It's Always DNS

I had decided that I was going to re-visit the way Lyricall’s infrastructure is deployed, because while functional, it was many complicated and esoteric steps away from “one-click deploy”. Near the completion of the .NET Core side of the deploy where it became time to test production-like connections to the primary, real database, problems started to arise.

No matter the configuration, .NET was spewing connection refused errors to the postgres backend. I tried the following diagnostic steps:

  1. use psql from my host machine to the production database. This succeeded.
  2. use psql from my .NET machine to the production database. This succeeded.
  3. Run Lyricall locally on my host machine to connect to the production database. This succeeded.
  4. Run Lyricall on the .NET server to connect to the production database. This failed.

In between running these steps, I had a number of other attempts at diagnostics as well. Changing the pg_hba.conf settings to accept progressively more open connections, add more detailed debug statements to the .NET server, hard code credentials into the server, remove environment variable resolution, etc.

Part of the diagnostics issue was that the ADO.NET provider Lyricall uses for postgres, npgsql, doesn’t give fully detailed error messages. I was getting “connection refused” from npgsql, which was just turning into generic “socket error” from .NET. Deciding to check out psql pointed me into a more productive direction because it supplies fuller messages. In particular, the “no pg_hba.conf entry for host…” messages are much more helpful for figuring out what direction to go.

Getting that far prompted me to open the pb_hba.conf settings, but even after completely capitulating and both removing the hostssl lines and opening up connections to host all all 0.0.0.0/0 md5, functionally equivalent to “literally anyone”, it was still failing in 3 of the 4 tests outlined above.

At some point, with about as much hair remaining on my head as ideas to fix this inside it, I decided to just set up a listener on the postgres port on the database machine with tcpdump -ni any port 5432 and watch what happens when the other 3 valid connections roll in.

Which is when things started to pick up.

Connecting successfully from my host machine via pgsql produced something like:

[...many lines of similar looking stuff edited for brevity...]
13:43:16.872823 IP 230.143.164.118 > 128.187.70.78: Flags [P.], seq 663:694, ack 3133, win 490, length 42

Connecting successfully from my host machine via the full local Lyricall produced the same output:

[...many lines of similar looking stuff edited for brevity...]
13:45:12.231190 IP 230.143.164.118 > 128.187.70.78: Flags [.], ack 5972, win 256, length 0

Connecting successfully from my .NET server via pgsql produced basically the same thing

[...many lines of similar looking stuff edited for brevity...]
13:47:19.774503 IP 75.238.63.162 > 128.187.70.78: Flags [.],  ack 695, win 490, length 0

…but launching the full Lyricall from the .NET server produced something starkly different:

13:54:25.145636 IP6 c830:df10:45d:1cf5:c042:8a22:5523:6fa2 > 7003:5172:8292:94ba:7eca:8557:89dc:25b8: Flags [P.],seq 651:682, ack 3128, win 545, options [nop,nop,TS val 3184622547 ecr 968662428], length 31 

That’s a substantially different look than the others. That’s not a regular address, that’s an IPv6 address! This connection was refused.
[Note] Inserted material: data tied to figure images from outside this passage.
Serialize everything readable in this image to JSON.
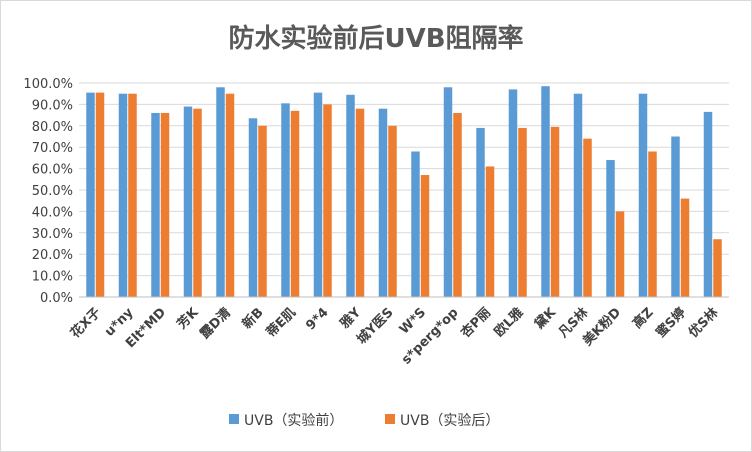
{
  "chart_data": {
    "type": "bar",
    "title": "防水实验前后UVB阻隔率",
    "xlabel": "",
    "ylabel": "",
    "ylim": [
      0,
      100
    ],
    "y_ticks": [
      "0.0%",
      "10.0%",
      "20.0%",
      "30.0%",
      "40.0%",
      "50.0%",
      "60.0%",
      "70.0%",
      "80.0%",
      "90.0%",
      "100.0%"
    ],
    "grid": true,
    "legend_position": "bottom",
    "categories": [
      "花X子",
      "u*ny",
      "Elt*MD",
      "芳K",
      "露D清",
      "新B",
      "蒂E肌",
      "9*4",
      "雅Y",
      "城Y医S",
      "W*S",
      "s*perg*op",
      "杏P丽",
      "欧L雅",
      "黛K",
      "凡S林",
      "美K粉D",
      "高Z",
      "蜜S婷",
      "优S林"
    ],
    "series": [
      {
        "name": "UVB（实验前）",
        "color": "#5B9BD5",
        "values": [
          95.5,
          95.0,
          86.0,
          89.0,
          98.0,
          83.5,
          90.5,
          95.5,
          94.5,
          88.0,
          68.0,
          98.0,
          79.0,
          97.0,
          98.5,
          95.0,
          64.0,
          95.0,
          75.0,
          86.5
        ]
      },
      {
        "name": "UVB（实验后）",
        "color": "#ED7D31",
        "values": [
          95.5,
          95.0,
          86.0,
          88.0,
          95.0,
          80.0,
          87.0,
          90.0,
          88.0,
          80.0,
          57.0,
          86.0,
          61.0,
          79.0,
          79.5,
          74.0,
          40.0,
          68.0,
          46.0,
          27.0
        ]
      }
    ]
  }
}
For some reason, .NET on the server was resolving both the outgoing address and the database domain to their IPv6 addresses instead of their IPv4 addresses like it did every other time. This lead me to a bug in my postgres setup. Having neither any rules for allowing IPv6 host access, nor any IPv6 server listening addresses, it would of course refuse any such connections.

The solution was to fix that in my postgres configuration.

And once it was set properly, all 4 of the test cases succeeded.

I lost an entire weekend to this, by the way.

I still don’t know why only one type of connection was resolving to IPv6, but DNS is weird, and it was DNS the whole time.